В Drawing Restraint 9 и «Тристане и Изольде» Виолы мужчина и женщина готовятся к ритуальной свадьбе (или к смерти?) почти одинаково: расстаются с привычной одеждой, совершают ритуальное омовение при помощи молчаливых прислужников, после чего наконец встречаются. Виола расщепляет их на две пары — «тела земные» и «тела небесные», к которым добавляется пара третья: тучные и нефотогеничные, но обладающие дивными голосами оперные певцы на сцене. Барни заставляет героев расстаться с бренной оболочкой, чтобы переселить их души в гигантских морских млекопитающих. А печальный резонер Патрис Шеро так же поставил под сомнение абсолютизм Виолы, как и идеализм Барни: премьера «Тристана и Изольды» в Париже соседствовала с премьерой (на той же сцене!) оперы о недолговечности чувств — Cosi Fan Tutte Моцарта в постановке Шеро. На предпоследнем показе «Тристана и Изольды», где довелось побывать автору этих строк, в центре партера сидел Шеро. После второго акта он ушел — не выдержал…
Тристан и Изольда по версии Селлерса и Виолы не гибнут: он возносится к небу в потоках воды и света, она остается на сцене пока не упадет занавес. Мужчина и женщина из Drawing Restraint 9 тоже не умирают, а развоплощаются. Корабль, на котором они плыли, был предназначен для уничтожения китов: открывающая фильм песня представляет собой благодарственное письмо генералу Макартуру за временное снятие моратория на убой китов. Однако теперь, когда китобойный промысел запрещен, вину становится возможно искупить, родив на свет двух животных. Начавшись с убийства, цикл завершается возрождением.
Еще до отплытия на палубе сооружается огромная форма для вазелина, в которой на протяжении плавания появляется крестообразный The Field: к концу он тает, разваливается, исчезает — его непрозрачную структуру сменяет чистая вода. Вода — любимая субстанция Билла Виолы, к которой теперь склонился и Барни. Здесь нет уже и следов японской или кельтской мифологии — вместо них ветхозаветная легенда, с легкой руки Германа Мелвилла признанная чисто американской и превращенная в «точную науку». Сам писатель назвал ее в «Моби Дике» цетологией, наукой о китах.

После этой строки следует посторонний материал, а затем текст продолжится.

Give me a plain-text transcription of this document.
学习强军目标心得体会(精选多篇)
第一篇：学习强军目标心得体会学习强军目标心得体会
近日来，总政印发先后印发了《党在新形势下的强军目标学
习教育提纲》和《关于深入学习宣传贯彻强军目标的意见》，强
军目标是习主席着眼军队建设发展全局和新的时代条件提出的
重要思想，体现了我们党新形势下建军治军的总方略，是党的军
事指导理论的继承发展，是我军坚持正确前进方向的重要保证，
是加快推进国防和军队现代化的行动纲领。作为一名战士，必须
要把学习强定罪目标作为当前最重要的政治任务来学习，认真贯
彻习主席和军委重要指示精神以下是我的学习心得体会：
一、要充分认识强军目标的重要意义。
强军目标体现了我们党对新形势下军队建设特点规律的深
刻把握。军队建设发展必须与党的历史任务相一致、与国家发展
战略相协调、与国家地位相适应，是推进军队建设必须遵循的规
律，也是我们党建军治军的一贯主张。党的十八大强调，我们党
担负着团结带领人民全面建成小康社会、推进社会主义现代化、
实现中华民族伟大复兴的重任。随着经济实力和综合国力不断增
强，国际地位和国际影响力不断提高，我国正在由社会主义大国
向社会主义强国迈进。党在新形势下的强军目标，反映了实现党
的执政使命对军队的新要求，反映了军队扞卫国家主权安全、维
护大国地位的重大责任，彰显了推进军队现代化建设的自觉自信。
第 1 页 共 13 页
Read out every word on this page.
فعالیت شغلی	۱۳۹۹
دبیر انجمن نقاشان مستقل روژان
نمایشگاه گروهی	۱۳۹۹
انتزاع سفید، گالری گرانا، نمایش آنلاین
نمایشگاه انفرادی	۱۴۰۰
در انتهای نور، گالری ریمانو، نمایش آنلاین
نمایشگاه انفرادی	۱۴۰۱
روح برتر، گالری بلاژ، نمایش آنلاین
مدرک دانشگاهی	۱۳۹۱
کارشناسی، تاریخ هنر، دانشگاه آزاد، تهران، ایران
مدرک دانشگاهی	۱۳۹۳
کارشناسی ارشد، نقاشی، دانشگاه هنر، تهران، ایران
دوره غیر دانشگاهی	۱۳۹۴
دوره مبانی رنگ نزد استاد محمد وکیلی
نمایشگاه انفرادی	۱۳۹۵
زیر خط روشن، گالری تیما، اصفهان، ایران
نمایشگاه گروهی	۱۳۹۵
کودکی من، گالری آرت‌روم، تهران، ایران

В величайшем романе североамериканской литературы человек и кит находятся в неразрешимом противостоянии. Там, как и в Библии, Левиафан — создание таинственное, о котором нельзя сказать с уверенностью, исполняет ли оно волю божью или служит дьяволу. Кит — воплощенная сила природы, которую невозможно подчинить и которой опасно подчиняться. Барни кладет конец многовековому конфликту. В его фильме любовь возносит двух людей до состояния сверхчеловеческого. Приравняв себя к китам, они просят прощения за человечество, исполняя мечту Вагнера о преодолении низкой людской натуры. Вот так, запросто — плеснули хвостами и скрылись в глубине.
1 Правда, ММКФ, проявив неожиданную авангардность, показал в 2004 году весь цикл Cremaster в рамках специальной ретроспективы «Вокруг света», но в залах было замечено больше ценителей изобразительного искусства, нежели киноманов.